Helping hands

Men in rehab volunteer to assist setting up fair

PHOTO BY JILL GOSCHE Lance Weiland (left) and Gavin Shaw place identification cards on rabbit cages at Seneca County Fair Monday evening. To view more photos from this event, visit

Volunteers helping to prepare Seneca County Fairgrounds for next week’s fair were described as a “godsend” Monday.

Five men from The Cottage — Cory Cook, Dillion Fowler, Gavin Shaw, Brandon Taylor and Lance Weiland — volunteered their time to help set up the rabbit barn at Seneca County Fair Monday evening.

The Cottage is a second chance for men recovering from addiction who are looking to get their lives back in order.

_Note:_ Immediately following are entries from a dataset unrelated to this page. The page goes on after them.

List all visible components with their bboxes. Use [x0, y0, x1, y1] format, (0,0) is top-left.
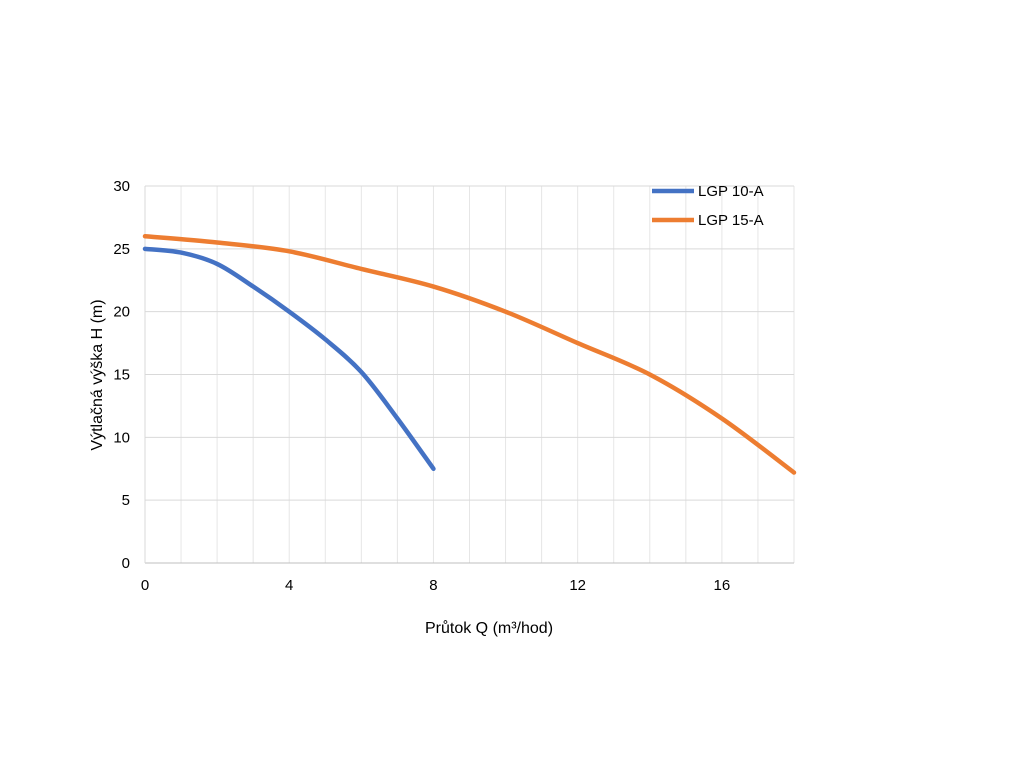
y-tick-label: 5	[122, 492, 130, 509]
series-line-1	[142, 246, 436, 471]
legend-label-1: LGP 10-A	[698, 183, 764, 200]
y-tick-label: 0	[122, 555, 130, 572]
x-tick-label: 8	[429, 577, 437, 594]
y-tick-label: 10	[113, 429, 130, 446]
legend: LGP 10-A LGP 15-A	[652, 183, 764, 229]
tick-labels: 0 4 8 12 16 0 5 10 15 20 25 30	[113, 178, 730, 594]
y-tick-label: 25	[113, 241, 130, 258]
x-tick-label: 12	[569, 577, 586, 594]
series-lines	[142, 234, 797, 475]
x-tick-label: 4	[285, 577, 293, 594]
y-axis-title: Výtlačná výška H (m)	[89, 299, 106, 450]
y-tick-label: 30	[113, 178, 130, 195]
grid-lines	[144, 185, 795, 564]
x-axis-title: Průtok Q (m³/hod)	[425, 619, 553, 637]
y-tick-label: 20	[113, 304, 130, 321]
series-line-2	[142, 234, 797, 475]
legend-label-2: LGP 15-A	[698, 212, 764, 229]
y-tick-label: 15	[113, 367, 130, 384]
x-tick-label: 16	[714, 577, 731, 594]
x-tick-label: 0	[141, 577, 149, 594]
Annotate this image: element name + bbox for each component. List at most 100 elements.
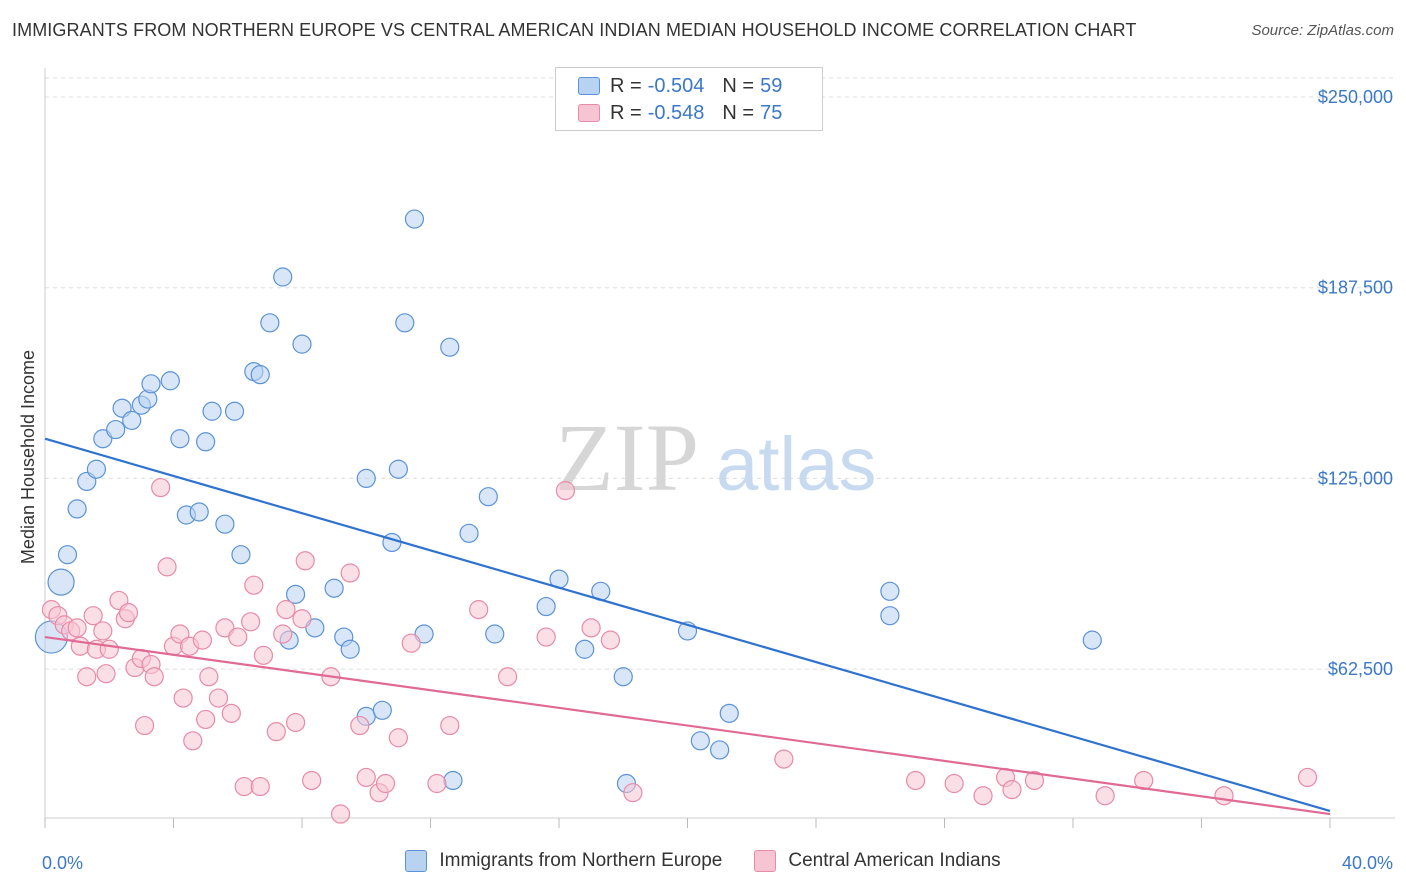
data-point — [388, 728, 408, 748]
data-point — [1002, 780, 1022, 800]
watermark-atlas: atlas — [716, 422, 877, 507]
legend-r-label: R = — [610, 101, 642, 124]
data-point — [880, 606, 900, 626]
legend-swatch-central-american-indians — [754, 850, 777, 872]
data-point — [440, 337, 460, 357]
legend-item-northern-europe: Immigrants from Northern Europe — [405, 850, 722, 872]
data-point — [77, 667, 97, 687]
data-point — [340, 563, 360, 583]
x-tick-label: 0.0% — [42, 853, 83, 873]
data-point — [774, 749, 794, 769]
data-point — [244, 575, 264, 595]
data-point — [382, 532, 402, 553]
data-point — [555, 481, 576, 501]
data-point — [231, 545, 251, 565]
data-point — [196, 709, 216, 730]
data-point — [478, 487, 498, 507]
legend-r-label: R = — [610, 74, 642, 97]
data-point — [67, 618, 87, 638]
legend-item-central-american-indians: Central American Indians — [754, 850, 1001, 872]
data-point — [340, 639, 360, 659]
data-point — [134, 715, 155, 736]
watermark: ZIP atlas — [555, 404, 877, 511]
trend-lines — [44, 437, 1331, 816]
data-point — [221, 703, 241, 723]
data-point — [395, 313, 415, 333]
chart-title: IMMIGRANTS FROM NORTHERN EUROPE VS CENTR… — [12, 20, 1137, 40]
data-point — [710, 740, 730, 760]
data-point — [141, 374, 161, 394]
legend-n-label: N = — [722, 74, 755, 97]
data-point — [440, 715, 460, 736]
y-tick-label: $125,000 — [1318, 468, 1393, 488]
data-point — [375, 773, 396, 794]
data-point — [575, 639, 595, 659]
data-point — [266, 722, 286, 742]
data-point — [1024, 770, 1045, 791]
data-point — [189, 502, 209, 522]
legend-swatch-northern-europe — [578, 77, 600, 95]
data-point — [330, 804, 351, 824]
y-tick-label: $250,000 — [1318, 87, 1393, 107]
data-point — [404, 209, 425, 229]
data-point — [70, 636, 90, 656]
data-point — [170, 429, 190, 449]
y-axis-label: Median Household Income — [18, 350, 38, 564]
data-point — [1297, 767, 1318, 788]
data-point — [157, 557, 177, 577]
data-point — [443, 770, 463, 791]
data-point — [292, 609, 312, 629]
data-point — [273, 624, 293, 644]
legend-swatch-central-american-indians — [578, 104, 600, 122]
series-legend: Immigrants from Northern Europe Central … — [0, 850, 1406, 872]
legend-row-central-american-indians: R = -0.548 N = 75 — [578, 100, 788, 126]
data-point — [192, 630, 213, 650]
data-point — [144, 667, 164, 687]
data-point — [215, 514, 235, 534]
data-point — [295, 551, 315, 571]
x-tick-label: 40.0% — [1342, 853, 1393, 873]
data-point — [324, 578, 344, 598]
legend-n-value: 59 — [760, 74, 783, 97]
legend-row-northern-europe: R = -0.504 N = 59 — [578, 73, 788, 99]
data-point — [151, 477, 171, 498]
data-point — [285, 712, 306, 733]
data-point — [202, 401, 222, 421]
data-point — [83, 606, 103, 626]
trend-line-central-american-indians — [44, 635, 1331, 816]
data-point — [905, 770, 926, 791]
data-point — [93, 621, 113, 641]
data-point — [228, 627, 248, 647]
series-points-central-american-indians — [41, 477, 1318, 824]
data-point — [1095, 786, 1115, 806]
data-point — [260, 313, 280, 333]
data-point — [234, 776, 254, 797]
data-point — [485, 624, 505, 644]
data-point — [183, 731, 203, 751]
data-point — [224, 401, 245, 421]
data-point — [536, 596, 556, 617]
legend-n-label: N = — [722, 101, 755, 124]
data-point — [253, 645, 274, 665]
data-point — [600, 630, 621, 650]
data-point — [250, 365, 270, 385]
data-point — [96, 664, 116, 684]
legend-label-northern-europe: Immigrants from Northern Europe — [439, 850, 723, 871]
data-point — [67, 499, 87, 519]
watermark-zip: ZIP — [555, 404, 699, 511]
data-point — [302, 770, 322, 791]
data-point — [388, 459, 408, 479]
data-point — [276, 600, 296, 620]
data-point — [57, 545, 78, 565]
data-point — [356, 468, 376, 488]
data-point — [160, 371, 180, 391]
data-point — [99, 639, 119, 659]
y-tick-label: $187,500 — [1318, 278, 1393, 298]
legend-r-value: -0.504 — [647, 74, 705, 97]
axes — [44, 68, 1395, 828]
data-point — [196, 432, 216, 452]
data-point — [241, 612, 261, 632]
source-credit: Source: ZipAtlas.com — [1251, 22, 1394, 39]
data-point — [173, 688, 193, 708]
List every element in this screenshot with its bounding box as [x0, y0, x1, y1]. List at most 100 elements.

The volunteers worked with Carolyn Gittinger, an adviser for Seneca County Junior Fair’s rabbit department, and her husband, Randy, Senior Fair Board’s representative for the rabbit department.

Carolyn Gittinger called the crew, which assembled cages and placed identification placards on them Monday, a “godsend.”

“I’m already hours ahead. … They work hard when they come out here,” she said.

Gittinger said she never had had that much help.

“Whatever you need done, we’re here to do it,” Weiland told her.

Cook also had helped clear wood from around the grounds.

He said blessings come and go, and it’s on an individual to pay it forward or not. It feels good to watch selfless people work, he said.

“People should give back more. … I spent so much time taking away, so I enjoy this,” he said.

Fowler said he visits the fair every year. He said he usually attends the derby and to get fair food.

It’s nice to give back and help people without expecting anything in return, he said.

Weiland is a roofer and landscaper, works three jobs and works seven days a week. He said work at the fairgrounds was relaxing and he loves helping.

“Anything I can do to give back,” he said.

Weiland said everybody at The Cottage is working. He said he has been there for four months and does better in an environment when he has to answer to somebody.

“I need to be held accountable,” he said.

Tevin Drosky, program coordinator for New Housing Ohio who oversees The Cottage, said she believed it was the first year men living there volunteered for the fair.

She said residents need to do volunteer hours, and it’s difficult for the staff to find places. The men want to give back, she said.

“They like working out there (at the fair),” she said.

Drosky said The Cottage is at full capacity of 11 with 10 on the waiting list.

The men, she said, will do anything for anybody.

“They’re pretty close to one another. … They’re good guys,” she said.